ABD’nin en büyük bankalarından Goldmann Sachs’a karşı dolandırıcılık suçundan dava açıldığı ve finans sektörü hakkında devlet yöneticilerinin bile »âhlaksızlar« suçlamasını yapmaktan çekinmedikleri bu günlerde iki haber fazlasıyla gözüme çarptı.
Bugün ajanslar ABD’li finans tekeli Citigroup’un 2010’nun ilk çeyreğinde vergi sonrası toplam 4,4 milyar Dolar kâr yaptığını bildiriyordular. Aynı Citigroup geçen yılın ilk çeyreğinde 7,6 milyar Dolar zarar göstermişti. Kriz döneminde ABD yönetimi devlet kasasından Citigroup’a bu nedenle »45 milyarcık« borç vermişti. Borç işlerine yaramış olmalı ki, ajanslar bu paranın 20 milyarlık bölümünün devlet kasasına geri ödendiğini bildiriyorlar. Geriye kalan meblağ, devletin elinde olan yüzde 27’lik hisseymiş, ama o da bu yıl içerisinde piyasaya arz edilecekmiş.
Tekelin yönetim kurulu başkanı Vikram Pandit, »şirketimiz uzun vadede son derece kârlı olacak« diyor. Eh, daha ne olsun? Milyonlarca yurttaşın zorla ödediği vergilerden 45 milyar Dolar neredeyse sıfır faize alınınca, »rantabllık«herhalde gökten zembille inmiş gibi kendiliğinden oluşur. Bir düşünün: devlet kredisi alınmasının üzerinden henüz bir yıl geçmeden yaklaşık 20 milyar Dolar geri ödenebiliyor ve vergiler çıktıktan sonra 4,4 milyar Dolar kâr geriye kalıyor.
Peki, değirmenin suyu nereden geliyor?
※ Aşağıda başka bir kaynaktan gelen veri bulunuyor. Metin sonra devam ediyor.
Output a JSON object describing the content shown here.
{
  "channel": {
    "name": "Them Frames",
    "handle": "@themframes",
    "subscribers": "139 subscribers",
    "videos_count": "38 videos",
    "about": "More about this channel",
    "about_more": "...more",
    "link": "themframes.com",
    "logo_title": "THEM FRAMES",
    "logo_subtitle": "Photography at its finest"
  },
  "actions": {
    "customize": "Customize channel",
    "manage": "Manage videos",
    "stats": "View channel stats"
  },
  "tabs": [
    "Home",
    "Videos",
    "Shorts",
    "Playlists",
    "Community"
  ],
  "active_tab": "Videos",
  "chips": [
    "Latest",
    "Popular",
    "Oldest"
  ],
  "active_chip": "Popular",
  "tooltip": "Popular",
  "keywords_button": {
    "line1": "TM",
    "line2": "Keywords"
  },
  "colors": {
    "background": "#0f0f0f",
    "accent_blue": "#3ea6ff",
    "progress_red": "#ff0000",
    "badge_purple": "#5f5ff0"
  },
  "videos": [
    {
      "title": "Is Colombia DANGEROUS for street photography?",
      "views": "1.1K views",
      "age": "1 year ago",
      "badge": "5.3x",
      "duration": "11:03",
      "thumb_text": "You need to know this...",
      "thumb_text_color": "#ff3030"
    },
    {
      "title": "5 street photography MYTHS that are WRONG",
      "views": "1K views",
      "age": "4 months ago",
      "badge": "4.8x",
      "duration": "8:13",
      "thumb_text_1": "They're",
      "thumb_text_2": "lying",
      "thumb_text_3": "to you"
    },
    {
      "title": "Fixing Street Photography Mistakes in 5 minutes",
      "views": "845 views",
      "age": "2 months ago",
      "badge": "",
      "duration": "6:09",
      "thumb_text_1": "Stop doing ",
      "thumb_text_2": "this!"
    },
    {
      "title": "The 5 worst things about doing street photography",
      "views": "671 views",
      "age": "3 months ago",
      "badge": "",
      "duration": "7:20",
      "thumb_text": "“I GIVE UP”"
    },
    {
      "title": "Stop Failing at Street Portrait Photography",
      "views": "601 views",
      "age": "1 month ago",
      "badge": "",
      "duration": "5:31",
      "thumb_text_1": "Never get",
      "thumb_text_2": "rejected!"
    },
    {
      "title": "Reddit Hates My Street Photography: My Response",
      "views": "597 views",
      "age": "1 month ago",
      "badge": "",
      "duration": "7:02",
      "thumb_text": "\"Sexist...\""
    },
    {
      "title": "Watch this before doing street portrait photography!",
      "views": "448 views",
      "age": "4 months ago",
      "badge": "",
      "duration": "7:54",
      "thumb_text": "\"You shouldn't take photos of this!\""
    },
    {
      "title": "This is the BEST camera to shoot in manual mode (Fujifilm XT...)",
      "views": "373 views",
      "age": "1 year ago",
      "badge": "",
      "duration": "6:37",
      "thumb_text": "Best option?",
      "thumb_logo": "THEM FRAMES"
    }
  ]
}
Bunu öğrenmek için örnek olacak ikinci habere bakalım: Almanya’nın devlet borçları 2009 yılında 116 milyar Avro artarak toplam 1, 762 trilyon Avro’ya yükselmiş. Frankfurt am Main’daki Alman Merkez Bankası’nın açıklamasına göre bu borç düzeyi, yurtiçi GSMH’nın yüzde 73,2’sine eşitmiş. Yani Maastricht Sözleşmesi’nin tavan limiti olarak belirlediği azamî yüzde 60’dan çok daha fazlasına.
Söz konusu malî sermaye ve bankaları, daha doğrusu kârlarını kurtarmak olunca, egemenler ne yasa ve sözleşme, ne de kendi koydukları kuralları takıyorlar. Anımsayacaksınızdır: Almanya geçen yıl bankaları kurtarma gerekçesiyle 500 milyar Avro’luk bir bütçe ayırmıştı. Bu bütçe şimdiye kadar geçen süre içerisinde neredeyse tamamen kullanıldı. Özellikle yoksul halk kesimlerine yönelik sosyal hizmetler alanında harcanacak bir kaç milyonluk bütçeler söz konusu olduğunda, »aman, devlet batıyor« yaygarası koparan sermaye ve yaygın medya, bankaları kurtarma operasyonunu, »devleti iflastan kurtarmak için tek seçenek« diye selamlamıştı. Öyle ya, hem bedavaya kredi alıyorlar, hem de uluslararası malî piyasaların devletlere verdiği borçların faizlerini cebe indiriyorlar. »Banka soymak, banka kurmaktan daha ahmakçadır« diye boşuna söylememişler. Bundan güzel soygun olur mu?
Bizim sakallı Karl amca zamanında boşuna söylememiş: »Yüzde 300 kâr mevzuubahis olsun, o zaman sermayenin işlemeyeceği suç kalmaz« diye. Başka söze ne hacet?